NEW DELHI: Optimistic GDP growth forecasts for FY25 depend on strong government investment and effective inflation control for India to achieve growth above 7 per cent, according to Ernst & Young (EY) report.
Recent reports indicate a mixed outlook, with the Reserve Bank of India (RBI) maintaining a cautious stance on monetary policy amid rising inflation.
In September 2024, the Consumer Price Index (CPI) inflation was recorded at 5.5 per cent, taking the average inflation for the second quarter of FY24 to 4.2 per cent, slightly above the RBI’s expected target of 4.1 per cent.
Projections for the third quarter suggest that CPI inflation could rise to 4.8 percent, potentially delaying interest rate cuts by the RBI, especially as inflation continues to exceed the desired average target.
During its monetary policy review in October, the RBI decided to maintain the repo rate at 6.5 percent in light of the global trend towards rate cuts, including a 50 basis point cut by the US Federal Reserve in September.
Despite this, the RBI remains optimistic about India’s real GDP growth for FY25, forecasting 7.2 percent, driven by expected strong growth in private consumption and investment. However, there is significant downside risk, mainly due to a 19.5 percent contraction in public investment, which is crucial for maintaining economic momentum.

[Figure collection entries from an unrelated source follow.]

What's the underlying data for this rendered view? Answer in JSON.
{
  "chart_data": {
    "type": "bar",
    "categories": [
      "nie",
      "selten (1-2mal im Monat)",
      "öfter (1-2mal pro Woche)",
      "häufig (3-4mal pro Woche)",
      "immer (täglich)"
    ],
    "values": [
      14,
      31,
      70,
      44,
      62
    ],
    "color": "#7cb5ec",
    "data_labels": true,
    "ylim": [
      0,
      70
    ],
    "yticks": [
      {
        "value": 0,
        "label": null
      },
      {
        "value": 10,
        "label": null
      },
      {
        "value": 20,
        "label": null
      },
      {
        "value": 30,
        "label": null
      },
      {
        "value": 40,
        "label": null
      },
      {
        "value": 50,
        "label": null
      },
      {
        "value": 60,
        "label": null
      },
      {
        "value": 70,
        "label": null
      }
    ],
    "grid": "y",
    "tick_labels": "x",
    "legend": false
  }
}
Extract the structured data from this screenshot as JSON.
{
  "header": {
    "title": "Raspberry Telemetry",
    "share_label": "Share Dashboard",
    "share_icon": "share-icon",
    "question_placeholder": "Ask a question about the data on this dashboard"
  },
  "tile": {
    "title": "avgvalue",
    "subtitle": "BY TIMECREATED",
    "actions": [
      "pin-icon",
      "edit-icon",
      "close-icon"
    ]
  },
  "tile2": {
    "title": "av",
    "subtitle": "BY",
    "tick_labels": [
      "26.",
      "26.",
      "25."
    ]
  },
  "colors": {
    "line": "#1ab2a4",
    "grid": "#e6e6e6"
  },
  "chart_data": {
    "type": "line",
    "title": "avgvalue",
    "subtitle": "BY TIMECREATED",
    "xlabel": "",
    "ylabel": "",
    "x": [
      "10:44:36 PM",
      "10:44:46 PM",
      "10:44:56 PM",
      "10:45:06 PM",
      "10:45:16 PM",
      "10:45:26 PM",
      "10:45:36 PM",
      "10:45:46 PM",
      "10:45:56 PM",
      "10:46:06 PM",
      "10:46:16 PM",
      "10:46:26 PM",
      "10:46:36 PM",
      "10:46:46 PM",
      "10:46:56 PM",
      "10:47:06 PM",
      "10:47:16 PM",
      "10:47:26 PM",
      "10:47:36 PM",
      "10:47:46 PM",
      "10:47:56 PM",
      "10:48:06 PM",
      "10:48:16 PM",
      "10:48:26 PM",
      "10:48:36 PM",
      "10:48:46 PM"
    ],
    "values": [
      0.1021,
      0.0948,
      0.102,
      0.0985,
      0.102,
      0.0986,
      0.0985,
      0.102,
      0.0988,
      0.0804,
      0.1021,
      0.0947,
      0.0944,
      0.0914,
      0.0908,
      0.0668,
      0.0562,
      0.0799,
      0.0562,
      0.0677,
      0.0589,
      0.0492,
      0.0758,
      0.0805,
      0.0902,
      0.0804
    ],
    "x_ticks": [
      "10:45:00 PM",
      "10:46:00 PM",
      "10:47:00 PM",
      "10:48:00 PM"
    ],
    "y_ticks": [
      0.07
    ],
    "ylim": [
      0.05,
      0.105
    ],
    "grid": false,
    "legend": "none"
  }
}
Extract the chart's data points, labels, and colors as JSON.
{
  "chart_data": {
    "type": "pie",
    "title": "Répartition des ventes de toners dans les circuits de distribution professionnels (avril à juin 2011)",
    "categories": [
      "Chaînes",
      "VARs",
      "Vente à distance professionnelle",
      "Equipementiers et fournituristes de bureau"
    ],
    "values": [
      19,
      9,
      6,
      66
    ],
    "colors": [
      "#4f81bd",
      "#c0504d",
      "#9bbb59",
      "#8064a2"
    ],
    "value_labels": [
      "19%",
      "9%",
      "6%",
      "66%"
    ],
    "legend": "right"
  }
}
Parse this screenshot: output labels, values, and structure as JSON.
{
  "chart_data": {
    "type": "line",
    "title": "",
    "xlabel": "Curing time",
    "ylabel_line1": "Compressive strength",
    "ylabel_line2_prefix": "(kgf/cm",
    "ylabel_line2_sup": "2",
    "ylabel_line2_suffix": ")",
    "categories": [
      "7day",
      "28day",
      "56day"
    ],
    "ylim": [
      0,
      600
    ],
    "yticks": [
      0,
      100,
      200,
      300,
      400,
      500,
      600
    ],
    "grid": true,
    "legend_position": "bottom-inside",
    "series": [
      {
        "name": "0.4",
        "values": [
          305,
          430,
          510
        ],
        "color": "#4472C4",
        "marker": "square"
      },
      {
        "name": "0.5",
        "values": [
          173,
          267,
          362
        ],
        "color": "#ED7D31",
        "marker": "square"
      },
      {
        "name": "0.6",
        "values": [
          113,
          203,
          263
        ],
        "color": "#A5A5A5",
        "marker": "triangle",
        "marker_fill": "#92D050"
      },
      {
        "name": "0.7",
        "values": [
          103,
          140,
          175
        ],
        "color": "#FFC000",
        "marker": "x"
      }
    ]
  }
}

For the remainder of the fiscal year, the robust performance of personal tax revenues – growing by 25.5 percent – contrasts with negative corporate tax revenue growth of -6.0 percent. This highlights the challenge of meeting government budgeted growth targets, especially as capital expenditure also faces a sharp decline.
Recent high-frequency economic data indicates a moderation in growth momentum. The Manufacturing Purchasing Managers’ Index (PMI) fell to 56.5 in September, while the services PMI fell below 60 for the first time since January 2024, indicating a slowdown in production and new orders. In addition, the Industrial Production Index (IIP) contracted for the first time since October 2022, reflecting broader economic challenges.
The International Monetary Fund (IMF) has forecast a moderation in India’s GDP growth from 8.2 percent in FY24 to 7 percent in FY25 and further to 6.5 percent in FY26, attributing the slowdown to the depletion of pent-up demand from the Indian economy. pandemic.
Maintaining growth momentum requires accelerated public investment to avoid crowding out private sector initiatives.